Just recently, I bought Fusion 360, because after years not working with 3D software (used to do cinema commercials in Studio Max 3D .. version 4.0 when I remember correctly) I kind of liked the parametric way of doing things.

 

So, I bought myself a nice new computer in order to speed up things. A couple of thousands Euros later (license, computer, etc... spacemouse :)), i came to realize, that there is no GPU rendering. Honestly, it never crossed my mind for a second, that anyone would do a 3D software WITHOUT GPU rendering. I mean, what is the point in high performance GPUs with tons of memory ... ?

 

While this is a huge disappointment, I kind of feel the same way about the limited simulations.
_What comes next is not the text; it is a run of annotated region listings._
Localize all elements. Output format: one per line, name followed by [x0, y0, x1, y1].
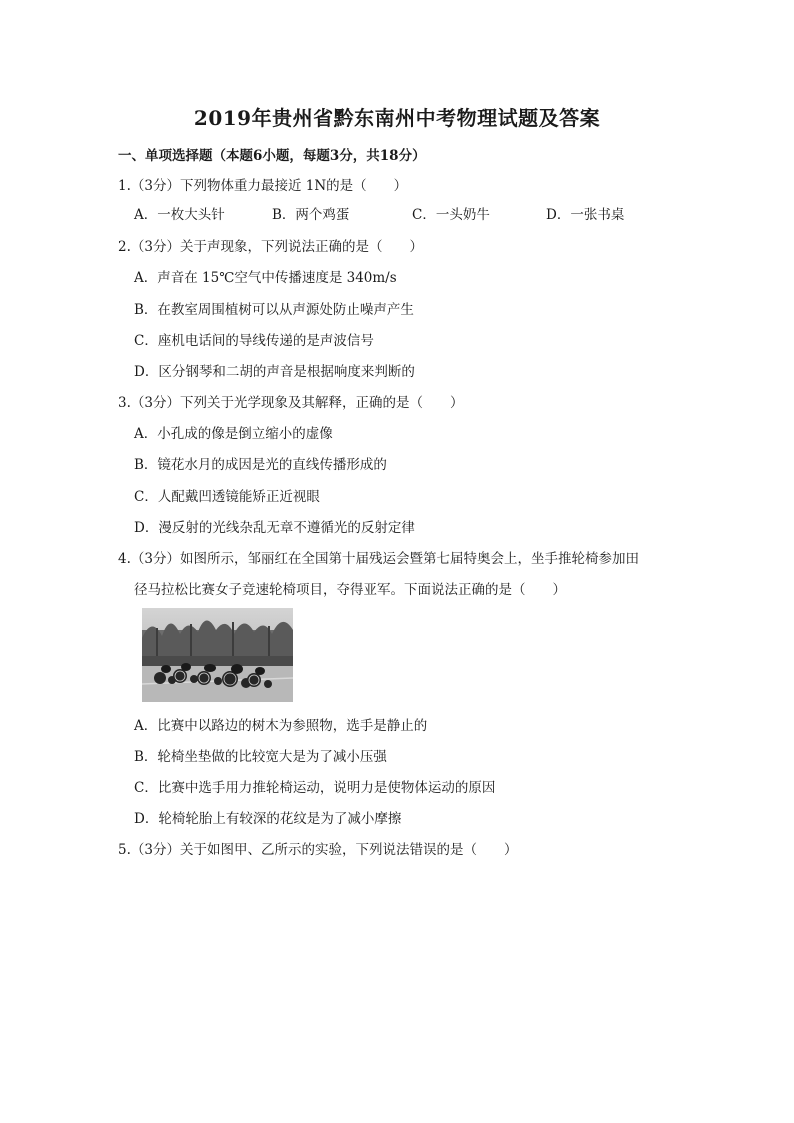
- question-3-option-a: A．小孔成的像是倒立缩小的虚像: [134, 426, 333, 442]
- question-2-option-b: B．在教室周围植树可以从声源处防止噪声产生: [134, 302, 414, 318]
- question-3-option-c: C．人配戴凹透镜能矫正近视眼: [134, 489, 320, 505]
- question-1-option-a: A．一枚大头针: [134, 207, 225, 223]
- document-title: 2019年贵州省黔东南州中考物理试题及答案: [193, 106, 601, 130]
- question-5-stem: 5.（3分）关于如图甲、乙所示的实验，下列说法错误的是（ ）: [118, 842, 518, 858]
- question-1-option-c: C．一头奶牛: [412, 207, 490, 223]
- question-4-stem-continued: 径马拉松比赛女子竞速轮椅项目，夺得亚军。下面说法正确的是（ ）: [134, 582, 566, 598]
- question-2-stem: 2.（3分）关于声现象，下列说法正确的是（ ）: [118, 239, 423, 255]
- question-1-stem: 1.（3分）下列物体重力最接近 1N的是（ ）: [118, 178, 408, 194]
- question-4-stem: 4.（3分）如图所示，邹丽红在全国第十届残运会暨第七届特奥会上，坐手推轮椅参加田: [118, 551, 639, 567]
- question-3-option-d: D．漫反射的光线杂乱无章不遵循光的反射定律: [134, 520, 415, 536]
- question-2-option-a: A．声音在 15℃空气中传播速度是 340m/s: [134, 270, 397, 286]
- question-3-stem: 3.（3分）下列关于光学现象及其解释，正确的是（ ）: [118, 395, 464, 411]
- question-4-option-b: B．轮椅坐垫做的比较宽大是为了减小压强: [134, 749, 387, 765]
- wheelchair-race-photo: [142, 608, 293, 702]
- question-1-option-b: B．两个鸡蛋: [272, 207, 350, 223]
- question-4-option-d: D．轮椅轮胎上有较深的花纹是为了减小摩擦: [134, 811, 402, 827]
- question-3-option-b: B．镜花水月的成因是光的直线传播形成的: [134, 457, 387, 473]
- section-heading: 一、单项选择题（本题6小题，每题3分，共18分）: [118, 148, 426, 164]
- question-2-option-d: D．区分钢琴和二胡的声音是根据响度来判断的: [134, 364, 415, 380]
- question-4-option-a: A．比赛中以路边的树木为参照物，选手是静止的: [134, 718, 428, 734]
- question-2-option-c: C．座机电话间的导线传递的是声波信号: [134, 333, 374, 349]
- question-1-options: [134, 205, 694, 225]
- question-1-option-d: D．一张书桌: [546, 207, 625, 223]
- question-4-option-c: C．比赛中选手用力推轮椅运动，说明力是使物体运动的原因: [134, 780, 496, 796]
A form simulation would really come in handy very often! Though, I always have to pay "cloud credits" for it. So just learning how to handle this simulation could add up to a couple of hundred Euros in order to figure out what all the parameters and configuration options can do. I don't think this is the point of "cloud".

 

I really love the idea of having a "render cloud". Back then, using Studio Max 3D v4.0, it took me days to render a couple of seconds on a self built render farm. I would have loved to have access to a "cloud" in 1998. Now, that the cloud is here, who came up with the weird idea of removing GPU support ... 😉

 

The point is, let people learn to use sims properly and give them the power to just totally outperform their computers with really cool stuff you have to offer. The crowd will love you and for sure buy stuff in the cloud (as they/I want to see the cool things i build without waiting a week to render)...

 

So please ... GPU support and more "local" things to do ... will come to the cloud when there is a real need - i swear! 🙂

 

Best, Hannes

Message 39 of 95
Anonymous
in reply to: colin.smith

In my personal opinion there should be an option to enable or disable GPU rendering as some users do have GPUs built for the job e.g. Nvidia Quadro RTX cards with a truckload of processing power.

Message 40 of 95
justinrosander
in reply to: Anonymous

You guys seriously have to get a handle on this.  GPU rendering is not "limited", as you say.  Cash grab to get us to pay for cloud credits, which is nonsense.  Not sure if I'm going to renew after learning this.